Scoliosis, cerebral palsy, hip dysplasia, and intoeing are a few of the conditions commonly treated by pediatric orthopaedic surgeons. Scoliosis is the curvature of the spine into an S or C shape. The shoulder, shoulder blade, and hip will begin to rotate as the spine curves, causing them to appear higher than the opposite side of the body. This can be apparent upon physical exam, however it is also important to have x-rays because the actual curving of the spine may be worse than can be seen during a physical exam. Treatment varies according to the severity of the curve; from visits every 6 months to check for any changes, to bracing or surgery.
Cerebral palsy is a condition that affects body movement and muscular coordination. Although the majority of children are born with cerebral palsy it may not be detected until months or years later, with most being diagnosed by the age of three. The most common symptoms are a lack of muscle coordination when performing voluntary movements, stiff or tight muscles and exaggerated reflexes, walking with one foot or leg dragging, walking on toes, and muscle tone that is either too stiff or too floppy. Infants with cerebral palsy will have trouble rolling over, sitting, crawling, and walking during their first year. There is no cure, but treatment through physical and occupational therapy can improve a child’s capabilities.
Hip dysplasia is the abnormal development of the hip joint in which the ball of the hip joint is not securely held in place in the socket.

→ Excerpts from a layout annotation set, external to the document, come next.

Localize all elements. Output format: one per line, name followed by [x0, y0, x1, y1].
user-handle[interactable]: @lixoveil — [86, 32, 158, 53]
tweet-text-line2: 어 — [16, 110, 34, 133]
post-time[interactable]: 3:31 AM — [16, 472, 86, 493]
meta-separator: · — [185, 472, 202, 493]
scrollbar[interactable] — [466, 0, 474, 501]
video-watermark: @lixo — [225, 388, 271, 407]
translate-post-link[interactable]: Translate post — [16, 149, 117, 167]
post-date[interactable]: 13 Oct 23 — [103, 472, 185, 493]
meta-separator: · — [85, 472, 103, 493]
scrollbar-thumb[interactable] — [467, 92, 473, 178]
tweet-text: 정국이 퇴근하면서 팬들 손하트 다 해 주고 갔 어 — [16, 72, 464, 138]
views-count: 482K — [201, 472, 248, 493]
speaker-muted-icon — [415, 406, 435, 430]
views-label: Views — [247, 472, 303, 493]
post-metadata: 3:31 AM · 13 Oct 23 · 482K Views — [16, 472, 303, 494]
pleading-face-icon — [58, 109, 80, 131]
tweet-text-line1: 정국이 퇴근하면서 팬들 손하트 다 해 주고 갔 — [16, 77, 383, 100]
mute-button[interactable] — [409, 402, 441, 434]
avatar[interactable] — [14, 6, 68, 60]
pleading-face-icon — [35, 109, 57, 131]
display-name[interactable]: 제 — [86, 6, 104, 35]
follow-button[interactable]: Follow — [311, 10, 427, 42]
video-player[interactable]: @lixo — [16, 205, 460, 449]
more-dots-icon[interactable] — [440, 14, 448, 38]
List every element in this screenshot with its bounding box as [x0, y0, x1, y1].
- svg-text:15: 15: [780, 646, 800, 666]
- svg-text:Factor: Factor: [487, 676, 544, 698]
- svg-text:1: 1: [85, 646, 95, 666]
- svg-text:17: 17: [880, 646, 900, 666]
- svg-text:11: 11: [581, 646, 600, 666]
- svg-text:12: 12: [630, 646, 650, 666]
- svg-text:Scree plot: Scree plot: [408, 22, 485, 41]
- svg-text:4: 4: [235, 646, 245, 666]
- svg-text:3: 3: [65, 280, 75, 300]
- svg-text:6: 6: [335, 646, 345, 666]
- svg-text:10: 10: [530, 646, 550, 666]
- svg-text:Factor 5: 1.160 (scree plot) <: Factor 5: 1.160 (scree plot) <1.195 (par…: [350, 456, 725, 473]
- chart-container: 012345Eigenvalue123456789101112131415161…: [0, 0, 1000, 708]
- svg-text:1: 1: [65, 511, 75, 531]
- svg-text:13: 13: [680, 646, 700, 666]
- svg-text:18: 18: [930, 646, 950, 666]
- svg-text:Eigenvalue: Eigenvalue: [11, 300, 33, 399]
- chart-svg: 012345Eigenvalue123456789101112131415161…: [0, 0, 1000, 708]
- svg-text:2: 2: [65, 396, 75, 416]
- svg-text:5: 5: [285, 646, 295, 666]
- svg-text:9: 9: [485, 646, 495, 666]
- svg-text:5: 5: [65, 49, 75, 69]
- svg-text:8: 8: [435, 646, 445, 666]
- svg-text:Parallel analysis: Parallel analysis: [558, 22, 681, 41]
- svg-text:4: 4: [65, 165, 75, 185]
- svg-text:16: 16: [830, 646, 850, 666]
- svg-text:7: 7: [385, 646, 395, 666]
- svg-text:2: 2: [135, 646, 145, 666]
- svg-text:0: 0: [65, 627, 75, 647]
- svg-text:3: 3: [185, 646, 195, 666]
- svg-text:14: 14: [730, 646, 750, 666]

All newborns are screened for hip dysplasia with a simple physical exam which involves applying pressure while moving the hips. The doctor listens for any clicks or pops. Some cases are mild and symptoms may not develop until after birth, which is why exams are done at all well-child visits during the first year. If the problem is found during the first six months a harness is used to keep the legs apart and turned outward. This will hold the hip in place while the child grows. Children who do not improve, or who are diagnosed after six months often require surgery.
Intoeing, commonly referred to as “pigeon-toed”, is a condition in which both feet turn inward instead of pointing straight ahead. It is most often noticed by parents when a baby begins walking, but can become apparent in children of varying ages for different reasons. Severe intoeing can make walking difficult by causing the child to stumble or trip as they catch their toes on the other heel. In most cases intoeing will correct itself without the use of casts, braces, surgery or any special treatment, although in some severe cases these may be warranted.